8 Cable operators, cable overbuilders, OVS operators, internet service providers, wireless video systems, SMATV, common carriers, and satellite carriers are just some of the possible outlets for distributing video content. The promise of multiplexed digital television signals, available to everyone over-the-air, adds even more video programming choices for the American public.
9 Satellite radio will debut soon and digital audio broadcasting holds out much promise for the future of terrestrial radio transmission. Both types of services will offer listeners more channels of programming at higher quality levels than is available today. Moreover, hundreds of radio stations are currently streaming content over the internet, with thousands of more to follow.
10 See Joint Statement of Commissioners Powell and Furchtgott-Roth, In re Personal Attack and Political Editorial Rules, FCC Gen. Docket No. 83-484, at 5 and n. 15 (citing statistics on boom in communications outlets).

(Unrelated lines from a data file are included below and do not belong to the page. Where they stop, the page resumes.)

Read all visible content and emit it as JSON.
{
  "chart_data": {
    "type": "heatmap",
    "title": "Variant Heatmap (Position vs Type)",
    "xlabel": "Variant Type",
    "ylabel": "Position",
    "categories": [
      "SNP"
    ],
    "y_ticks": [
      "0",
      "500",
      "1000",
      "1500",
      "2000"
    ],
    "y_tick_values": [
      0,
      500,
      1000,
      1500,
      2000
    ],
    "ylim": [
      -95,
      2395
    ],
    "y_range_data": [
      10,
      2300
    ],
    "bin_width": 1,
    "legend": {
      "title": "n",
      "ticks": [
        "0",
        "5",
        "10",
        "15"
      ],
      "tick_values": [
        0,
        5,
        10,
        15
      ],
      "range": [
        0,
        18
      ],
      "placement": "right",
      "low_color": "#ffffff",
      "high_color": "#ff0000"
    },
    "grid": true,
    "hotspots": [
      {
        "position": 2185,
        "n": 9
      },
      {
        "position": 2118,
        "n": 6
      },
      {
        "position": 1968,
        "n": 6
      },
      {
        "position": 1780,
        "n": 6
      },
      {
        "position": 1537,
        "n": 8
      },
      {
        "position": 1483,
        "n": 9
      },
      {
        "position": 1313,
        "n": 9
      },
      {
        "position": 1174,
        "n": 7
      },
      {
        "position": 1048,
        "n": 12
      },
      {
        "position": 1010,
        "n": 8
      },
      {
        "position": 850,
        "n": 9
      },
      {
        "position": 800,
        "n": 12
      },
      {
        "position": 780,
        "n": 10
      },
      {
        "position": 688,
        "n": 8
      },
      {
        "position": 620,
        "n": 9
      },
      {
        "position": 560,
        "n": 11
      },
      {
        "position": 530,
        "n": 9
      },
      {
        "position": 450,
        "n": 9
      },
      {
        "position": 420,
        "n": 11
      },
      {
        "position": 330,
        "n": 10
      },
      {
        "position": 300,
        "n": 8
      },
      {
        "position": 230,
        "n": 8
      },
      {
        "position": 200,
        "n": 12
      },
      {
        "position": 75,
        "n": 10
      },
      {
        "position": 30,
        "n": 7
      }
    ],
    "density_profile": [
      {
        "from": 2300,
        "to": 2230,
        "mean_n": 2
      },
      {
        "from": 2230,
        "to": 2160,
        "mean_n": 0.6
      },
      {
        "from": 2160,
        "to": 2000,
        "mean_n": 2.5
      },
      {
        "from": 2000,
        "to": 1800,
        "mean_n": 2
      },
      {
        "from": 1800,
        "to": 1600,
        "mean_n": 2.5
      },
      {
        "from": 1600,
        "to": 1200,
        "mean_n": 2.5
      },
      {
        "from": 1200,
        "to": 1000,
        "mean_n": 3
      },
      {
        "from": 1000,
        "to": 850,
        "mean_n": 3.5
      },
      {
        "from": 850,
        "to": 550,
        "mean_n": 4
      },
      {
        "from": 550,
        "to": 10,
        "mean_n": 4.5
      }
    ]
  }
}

11 It is ironic that streaming video or audio content from a television or radio station would likely receive more constitutional protection, see Reno, than would the same exact content broadcast over-the-air. A more interesting First Amendment question will soon arise when digital television stations begin offering subscription services over-the-air. Will intermediate scrutiny apply because the pay service is akin to cable television or will a lesser standard apply because it is available over-the-air? The same inquiries attach to radio signals delivered to listeners on a subscription basis via satellite.
12 Dissenting Statement of Commissioner Harold W. Furchtgott-Roth, In the Matter of 1998 Biennial Regulatory Review: Review of the Commission's Broadcast Ownership Rules and Other Rules Adopted Pursuant to Section 202 of the Communications Act (rel. June 20, 2000).